Многое из того, что вошло в "Балаганчик" было подготовлено ранней лирикой поэта в отношении стилистической манеры и образов. Сюда можно отнести и повелительные ноты в речах героини ("Иди за мной! Настигни меня!" , 4, с. 17 и другие), и бравурно-нелепое положение Пьеро ("Мне очень грустно. А вам смешно?", 4, с. 21) - из этого безобидного Пьеро к 1912 году вырастут лирические герои стихотворений "Как свершилось, как случилось" (3, с. 83) и "Художник" (3, с. 145) - и неслучайно выбранное время года зима, против которой в начале пьесы неслучайно протестует Пьеро, отказываясь принимать её в расчёт, и все зимние мотивы ("Вся бела, как снега", 4, с. 11, "Носи меня вьюга по улицам", 4, с. 13, монолог героя, через который проходит зимний пейзаж: "Я бродил в морозном тумане...", "И всю ночь по улицам снежным", "И под пляску морозных игл", 4, с. 15), давшие жизнь всего через год "Снежной маске" (1907), и маски мистиков ("Маски", 1907), и ночь, тьма в "Балаганчике" ("О, вечный ужас! Вечный мрак!", 4, с. 13) - часто условия появления или характеристики героини в последующей лирике ("вся ты - ночь, вся ты - тьма", ("Снежная дева", 1907, 2, с. 267)), свидетельствуют об устойчиво проводящихся впоследствии символах, живущих в сознании автора. Поэтому ключевую в символическом отношении пьесу следует воспринимать не как "насмешку над символизмом", коей она могла являться во внешнем плане, с формальной стороны, а как одно из подтверждений неизменности А.Блока своему пути тех, кто называл себя символистами.
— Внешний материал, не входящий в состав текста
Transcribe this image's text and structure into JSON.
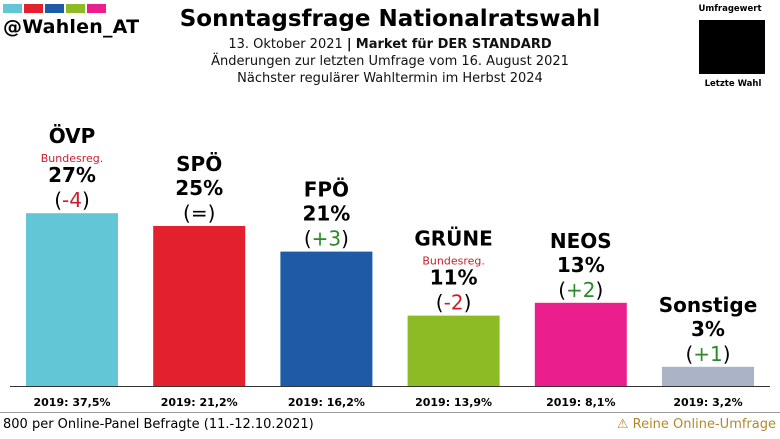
{
  "header": {
    "handle": "@Wahlen_AT",
    "logo_colors": [
      "#63c6d6",
      "#e3202e",
      "#1f5aa6",
      "#8cbb26",
      "#ea1e8c"
    ],
    "title": "Sonntagsfrage Nationalratswahl",
    "date": "13. Oktober 2021",
    "separator": "|",
    "institute": "Market für DER STANDARD",
    "changes_note": "Änderungen zur letzten Umfrage vom 16. August 2021",
    "next_election": "Nächster regulärer Wahltermin im Herbst 2024"
  },
  "legend": {
    "top_label": "Umfragewert",
    "bottom_label": "Letzte Wahl"
  },
  "footer": {
    "sample": "800 per Online-Panel Befragte (11.-12.10.2021)",
    "warning_icon": "warning-icon",
    "warning_glyph": "⚠",
    "warning": "Reine Online-Umfrage"
  },
  "chart_data": {
    "type": "bar",
    "categories": [
      "ÖVP",
      "SPÖ",
      "FPÖ",
      "GRÜNE",
      "NEOS",
      "Sonstige"
    ],
    "values": [
      27,
      25,
      21,
      11,
      13,
      3
    ],
    "value_labels": [
      "27%",
      "25%",
      "21%",
      "11%",
      "13%",
      "3%"
    ],
    "changes": [
      "-4",
      "=",
      "+3",
      "-2",
      "+2",
      "+1"
    ],
    "badges": [
      "Bundesreg.",
      "",
      "",
      "Bundesreg.",
      "",
      ""
    ],
    "previous_labels": [
      "2019: 37,5%",
      "2019: 21,2%",
      "2019: 16,2%",
      "2019: 13,9%",
      "2019: 8,1%",
      "2019: 3,2%"
    ],
    "previous_values": [
      37.5,
      21.2,
      16.2,
      13.9,
      8.1,
      3.2
    ],
    "colors": [
      "#63c6d6",
      "#e3202e",
      "#1f5aa6",
      "#8cbb26",
      "#ea1e8c",
      "#aab4c6"
    ],
    "change_colors": {
      "negative": "#c8202e",
      "positive": "#2a8a2a",
      "neutral": "#000000"
    },
    "badge_color": "#c8202e",
    "title": "Sonntagsfrage Nationalratswahl",
    "xlabel": "",
    "ylabel": ""
  }
}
Начиная с 1909 года лирика А.Блока приобретает относительную простоту. Происходит не утрата символа, а избавление от прихотливой образности, появляется сжатый оборот, экспрессия глаголов, повышается уровень обобщения, появляются приёмы сведения воедино различных пространственных и временных точек, конкретизированный пейзаж, внутренний конфликт стихотворения приобретает больший масштаб.
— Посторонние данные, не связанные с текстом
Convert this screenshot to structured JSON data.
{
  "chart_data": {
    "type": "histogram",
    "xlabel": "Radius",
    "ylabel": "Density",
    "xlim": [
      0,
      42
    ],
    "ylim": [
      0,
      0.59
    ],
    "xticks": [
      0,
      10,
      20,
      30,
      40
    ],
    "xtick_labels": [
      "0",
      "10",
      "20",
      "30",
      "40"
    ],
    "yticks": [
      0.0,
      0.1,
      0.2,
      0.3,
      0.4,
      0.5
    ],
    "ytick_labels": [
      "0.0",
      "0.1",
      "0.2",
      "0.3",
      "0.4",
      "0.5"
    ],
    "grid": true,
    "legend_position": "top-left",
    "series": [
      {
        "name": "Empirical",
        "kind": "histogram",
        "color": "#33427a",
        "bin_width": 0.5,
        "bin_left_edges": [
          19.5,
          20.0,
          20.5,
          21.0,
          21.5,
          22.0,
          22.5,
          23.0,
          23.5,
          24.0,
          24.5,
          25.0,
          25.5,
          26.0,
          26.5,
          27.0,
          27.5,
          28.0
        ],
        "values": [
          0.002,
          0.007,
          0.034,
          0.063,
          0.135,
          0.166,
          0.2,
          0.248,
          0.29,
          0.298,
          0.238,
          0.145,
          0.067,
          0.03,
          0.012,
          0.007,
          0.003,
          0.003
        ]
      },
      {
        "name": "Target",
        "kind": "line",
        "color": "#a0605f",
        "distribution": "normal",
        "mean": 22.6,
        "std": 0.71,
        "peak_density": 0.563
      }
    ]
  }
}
Стихотворение "Осенний день" (1909, 3, с. 257) рисует уже не типичный для раннего Блока пейзаж: "жнивье", "сельская церковь", "овин, расстелет низкий дым" и т. д. Штрихи к пейзажу находят удивительное совмещение возвышенного в авторской характеристике природы ("Осенний день высок и тих") со звуковым фоном, на первый взгляд, дисгармоничным и вообще не эстетическим:

...ворон глухо

Зовёт товарищей своих,

Да кашляет старуха.

Высокое и чистое риторическое вопрошение завершает "Осенний день", это "изливается душа", облетая мыслью пространство большее, чем описано в первой строфе стихотворения:

О, нищая моя страна,

Что ты для сердца значишь?

О, бедная моя жена,

О чём ты горько плачешь?

А.Блок окончательно постарел в 30 лет. Мы ясно видим это в "Посещении" (1910, 3, с. 262):

Старый дом мой пронизан метелью,

И остыл одинокий очаг.

Душа поэта "для видений ослепла", всё, что осталось ему - "страшная память". Ещё тревожат сны ("Снится - снова я мальчик, и снова любовник", 3, с. 265), уже иные - об утрате. А наяву обретённая, чаще вырастает в стихах Россия, в монастырских крестах, со звоном колокольным, со свечами и ладаном ("Ветер стих, и слава заревая", 1914, 3, с. 269 и другие). В "Последнем напутствии" мы замечаем смысловое совпадение героини с родиной, реализующееся наиболее удачно. "Всё, что мучило когда-то", уходит на задний план, неважное и не главное в жизни; зато появляется твёрдое и неизменное (как выяснится, пока неизменное), дающее опору поэту:

И опять - коварство, слава,

Злато, лесть, всему венец -

Человеческая глупость,

Безысходна, величава,

Безысходна... Что ж, конец?


Нет...ещё леса, поляны

И просёлки, и шоссе,

Наша русская дорога,

Наши русские туманы,

Наши шелесты в овсе...

( 1914, 3, с. 273)

Ещё более привлекательным образцом "песни о родине", о любви к ней, служит написанный ранее (1908) цикл "На поле Куликовом". Что потом приведёт А.Блока к "Скифам" (1918) однозначно ответить трудно.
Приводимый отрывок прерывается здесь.